The data that resides in a farmer’s name and especially in their hardware is their property. For example, the benchmark information you have on your cattle belongs to you and has a value up the chain and can be sold. What happens when that data is converged, mixed or pooled? Who owns the intellectual property then?
As food and farming in the future is in the digital space, farmers must know how to participate in and profit from sustainable digital systems as part of the value chain and the supply chain.
Value and supply chains
In systems where there is an expectation of measurement or outcome, then the farmer must also profit. A value chain and a supply chain have to create value for the primary person who produced the food.
It is important to understand that incentives or credits are not value. True value is derived or created by a practice that is marketable and where there is a buyer that pays for it.
For example, farmers will foot the bill to change a practice when asked or regulated to do so. That measurable change is a salable virtue.
Who pays for it past the point of production? As the expectations of measurable outcomes based agriculture increase, farmers must ask who determines the value and who shares in the cost. Will the buyer, food processor or end-user pay and if so, how is that translated down the chain?
Skilled labour shortages are plaguing the agriculture and food sectors.
If diversity is our competitive advantage and the future of agriculture relies on a diverse and talented labour pool, we must position agriculture as a job or career of choice.
Certainly the labour profile will shift as the industry demands more from information technology, but IT does not yet pick cherries, sort cows, load pigs or drive a combine.
It is fair to say that there has been decades of foot-dragging on the labour issue and that the inequalities within agriculture in regards to gender, pay equity, housing and benefits are wide, and can often be confusing or discouraging. A strong social component is very much a part of the challenge and finding cross-sectorial solutions are critical.
Agriculture needs talent.
What will it take for governments and academia to fully appreciate, invest in and promote agriculture as an academic stream? What policies do we need to promote in order to ensure we can access a talented labour stream?
We can produce food without sunlight or even soil, but we have yet to produce food without water.
Farmers are asked to conserve water in their production practices and technology ensures that water use is highly efficient. Other industries may not be so diligent, and as trees are harvested and lands expropriated for mining, resource development and urban development, the Earth will continue to heat up and dry out.

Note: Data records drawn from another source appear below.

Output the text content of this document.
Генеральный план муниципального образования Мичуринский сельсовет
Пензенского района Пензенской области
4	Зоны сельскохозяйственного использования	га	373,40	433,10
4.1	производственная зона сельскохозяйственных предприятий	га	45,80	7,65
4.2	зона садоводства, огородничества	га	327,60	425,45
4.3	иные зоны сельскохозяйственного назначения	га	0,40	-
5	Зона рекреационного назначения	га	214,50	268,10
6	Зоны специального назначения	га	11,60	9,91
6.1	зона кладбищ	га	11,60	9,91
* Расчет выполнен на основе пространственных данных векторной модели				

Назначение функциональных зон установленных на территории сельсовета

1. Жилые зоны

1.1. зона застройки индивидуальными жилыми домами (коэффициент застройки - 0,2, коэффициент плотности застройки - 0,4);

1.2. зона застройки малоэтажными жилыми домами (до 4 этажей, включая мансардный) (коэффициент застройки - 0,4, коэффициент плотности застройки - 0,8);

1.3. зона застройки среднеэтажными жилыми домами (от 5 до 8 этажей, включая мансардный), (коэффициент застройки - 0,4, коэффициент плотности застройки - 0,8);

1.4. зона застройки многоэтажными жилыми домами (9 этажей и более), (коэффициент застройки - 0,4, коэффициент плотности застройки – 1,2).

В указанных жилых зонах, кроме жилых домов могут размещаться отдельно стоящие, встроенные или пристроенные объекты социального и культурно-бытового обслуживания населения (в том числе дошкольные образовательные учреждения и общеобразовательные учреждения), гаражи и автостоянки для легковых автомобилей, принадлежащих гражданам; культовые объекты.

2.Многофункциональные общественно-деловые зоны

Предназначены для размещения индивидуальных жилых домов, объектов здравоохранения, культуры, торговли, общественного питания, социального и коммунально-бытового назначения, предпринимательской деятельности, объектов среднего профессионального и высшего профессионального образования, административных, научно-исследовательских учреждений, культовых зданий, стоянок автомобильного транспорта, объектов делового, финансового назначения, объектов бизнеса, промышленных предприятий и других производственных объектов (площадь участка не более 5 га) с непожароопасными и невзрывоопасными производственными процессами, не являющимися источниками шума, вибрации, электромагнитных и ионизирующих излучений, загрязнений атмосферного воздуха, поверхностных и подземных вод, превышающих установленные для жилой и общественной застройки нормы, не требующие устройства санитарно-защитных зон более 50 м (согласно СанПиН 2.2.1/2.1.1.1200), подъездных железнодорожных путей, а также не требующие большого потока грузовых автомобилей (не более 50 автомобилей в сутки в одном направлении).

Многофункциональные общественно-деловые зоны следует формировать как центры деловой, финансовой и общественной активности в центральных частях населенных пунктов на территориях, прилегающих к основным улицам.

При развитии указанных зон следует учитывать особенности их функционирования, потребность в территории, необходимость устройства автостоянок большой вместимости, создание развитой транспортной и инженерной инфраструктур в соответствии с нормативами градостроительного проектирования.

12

One-fifth of the world’s fresh water is found in Canada but there is no reason to be complacent; for countries will soon fight for it or expect our water to be abundant and clean so they can continue to import Canadian food products.
What will Canada do to protect water for all future generations? What can farmers do to influence policy on water, water use and water protection?
These five areas are important to every farm and ranch and need to be addressed so farmers know their value, their rights and can capitalize on the opportunities in the changing systems that are in agriculture today.